An investment from Sofinnova in the summer of 2019 extended the biotech’s cash runway out to 2020, with further funds raised from a 2022 European stock sale and a 2023 initial public offering staving off disaster.
The company’s cash runway is, however, set to run out by the fourth quarter of 2025, Chief Financial Officer Didier Blondel said on the call.
“We know we need to raise money in the short term,” Blondel said. “What we want to do at minimum is to be able to fund the company until the maintenance data readout,” which is scheduled for the second quarter of 2026.
Should Abivax stay afloat and get obefazimod across the finish line, it would be a first-in-class option for patients with ulcerative colitis. The molecule is designed to boost the levels of microRNA-124 in the intestines, which helps control inflammation.

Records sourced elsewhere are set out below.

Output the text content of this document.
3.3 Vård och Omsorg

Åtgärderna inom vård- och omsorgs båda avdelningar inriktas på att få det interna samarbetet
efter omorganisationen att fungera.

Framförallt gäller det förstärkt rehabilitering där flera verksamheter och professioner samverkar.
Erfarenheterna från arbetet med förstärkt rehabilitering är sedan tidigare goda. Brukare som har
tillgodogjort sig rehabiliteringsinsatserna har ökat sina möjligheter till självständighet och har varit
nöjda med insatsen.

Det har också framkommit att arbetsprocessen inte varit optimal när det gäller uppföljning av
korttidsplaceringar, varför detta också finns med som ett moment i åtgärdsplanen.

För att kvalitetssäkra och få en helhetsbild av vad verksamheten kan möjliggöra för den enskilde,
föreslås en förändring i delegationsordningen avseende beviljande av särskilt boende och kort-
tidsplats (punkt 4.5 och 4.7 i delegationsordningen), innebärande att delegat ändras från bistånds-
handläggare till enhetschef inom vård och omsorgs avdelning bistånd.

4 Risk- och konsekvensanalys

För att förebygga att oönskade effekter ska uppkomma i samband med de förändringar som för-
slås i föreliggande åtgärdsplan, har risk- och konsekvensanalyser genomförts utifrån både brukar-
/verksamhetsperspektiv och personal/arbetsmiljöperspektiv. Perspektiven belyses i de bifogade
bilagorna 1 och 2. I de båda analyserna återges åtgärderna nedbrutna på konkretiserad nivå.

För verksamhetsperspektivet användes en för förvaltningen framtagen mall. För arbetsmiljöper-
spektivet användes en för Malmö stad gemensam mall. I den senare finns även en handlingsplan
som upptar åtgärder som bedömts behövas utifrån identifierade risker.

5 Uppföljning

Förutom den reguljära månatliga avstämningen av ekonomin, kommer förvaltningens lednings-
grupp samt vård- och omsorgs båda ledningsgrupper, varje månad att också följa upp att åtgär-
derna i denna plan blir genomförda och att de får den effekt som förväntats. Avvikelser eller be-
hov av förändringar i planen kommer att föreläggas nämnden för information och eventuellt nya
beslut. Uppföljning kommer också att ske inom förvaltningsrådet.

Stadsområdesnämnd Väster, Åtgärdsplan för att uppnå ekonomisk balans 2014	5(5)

“We have no other therapies in our field that treat the disease the way this mechanism is believed to work,” Rubin said on the call. “The way I like to explain it is that rather than targeting specific active inflammation, it shuts it off at the source, resetting a balance of the immune system.”
It would, however, enter a competitive space should it see approval, with a series of major Big Pharmas—including AbbVie, Johnson & Johnson, Takeda, Pfizer and Bristol Myers Squibb—already marketing big-selling immunotherapies for colitis, as well as other indications, and biosimilars also on the market.